Researchers have found a security hole in the company's 8i database program that could let an outside attacker take over the software.

Researchers have found a security hole in Oracle's 8i database program that could let an outside attacker take over the software and--in the case of a Windows computer--the entire system.

Researchers at Covert Labs, part of Network Associates' PGP Security group, discovered the vulnerability and ranked its risk as "high." Oracle has acknowledged the problem, fixed it in the newest 9i version of its software and issued a patch for the earlier releases.

"This is a pretty significant vulnerability for Oracle users," said Jim Magdych, security research manager for PGP Security.

The problem occurs in a part of Oracle's database software called the "listener," which handles communications between people using the database and the database itself, Magdych said. The attack works by sending more information than the software expects, a process called a "buffer overrun."

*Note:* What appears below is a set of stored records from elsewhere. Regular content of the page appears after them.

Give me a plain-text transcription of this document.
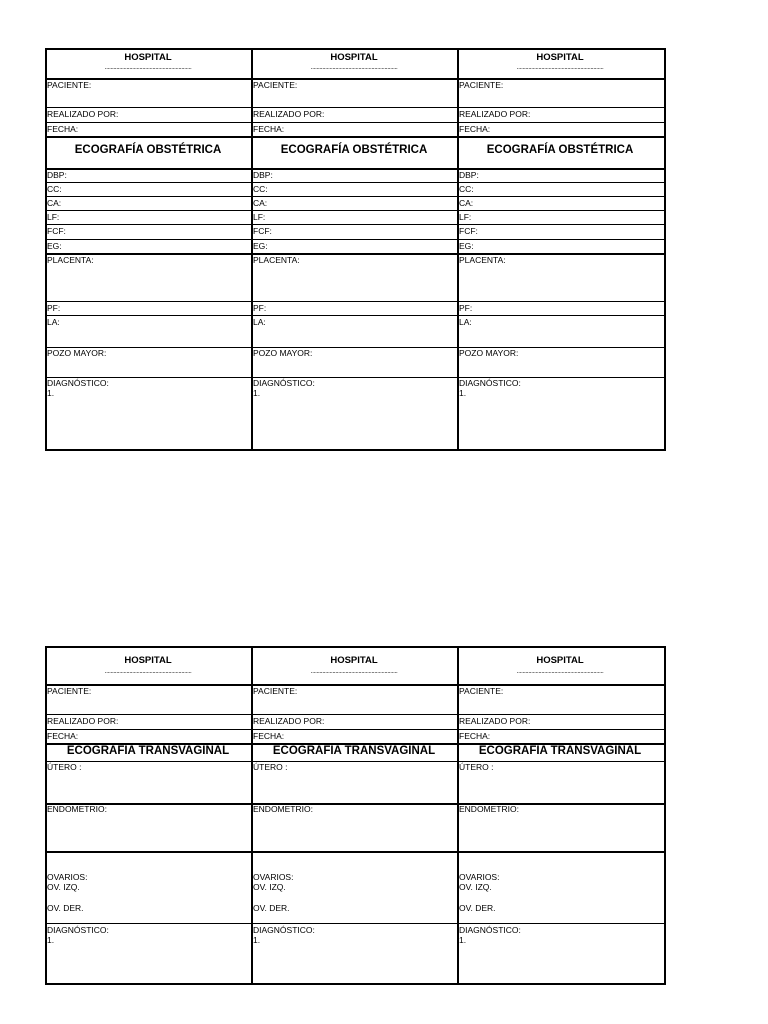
HOSPITAL
............................................................
PACIENTE:
REALIZADO POR:
FECHA:
ECOGRAFÍA OBSTÉTRICA
DBP:
CC:
CA:
LF:
FCF:
EG:
PLACENTA:
PF:
LA:
POZO MAYOR:
DIAGNÓSTICO:
1.
HOSPITAL
............................................................
PACIENTE:
REALIZADO POR:
FECHA:
ECOGRAFÍA OBSTÉTRICA
DBP:
CC:
CA:
LF:
FCF:
EG:
PLACENTA:
PF:
LA:
POZO MAYOR:
DIAGNÓSTICO:
1.
HOSPITAL
............................................................
PACIENTE:
REALIZADO POR:
FECHA:
ECOGRAFÍA OBSTÉTRICA
DBP:
CC:
CA:
LF:
FCF:
EG:
PLACENTA:
PF:
LA:
POZO MAYOR:
DIAGNÓSTICO:
1.
HOSPITAL
............................................................
PACIENTE:
REALIZADO POR:
FECHA:
ECOGRAFÍA TRANSVAGINAL
ÚTERO :
ENDOMETRIO:
OVARIOS:
OV. IZQ.
OV. DER.
DIAGNÓSTICO:
1.
HOSPITAL
............................................................
PACIENTE:
REALIZADO POR:
FECHA:
ECOGRAFÍA TRANSVAGINAL
ÚTERO :
ENDOMETRIO:
OVARIOS:
OV. IZQ.
OV. DER.
DIAGNÓSTICO:
1.
HOSPITAL
............................................................
PACIENTE:
REALIZADO POR:
FECHA:
ECOGRAFÍA TRANSVAGINAL
ÚTERO :
ENDOMETRIO:
OVARIOS:
OV. IZQ.
OV. DER.
DIAGNÓSTICO:
1.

In a buffer overrun attack, the extra characters are written into the computer's memory. A clever attacker can place commands in just the right patch of memory to make the computer's chip run a program that can be used to give access to the attacker, Magdych said.

What the attacker does next varies according to what type of system has been compromised. In the case of the Oracle security hole, the attacker would have access privileges to the database itself, granting him permission to view or change any information in the database.

Oracle runs with very broad powers on a Windows system, so an attacker there would have complete control over the system, Magdych said. Oracle has narrower powers running under the Unix operating system, but the Oracle permission would be a useful foot in the door for further attacks that could lead to complete control, he said.

Covert Labs has a staff of about six scouring software commonly used on the Internet, Magdych said. Earlier this year, the team discovered several serious problems with Berkeley Internet Name Domain (BIND), widely-used software that links a computer's numerical Internet address with its URL.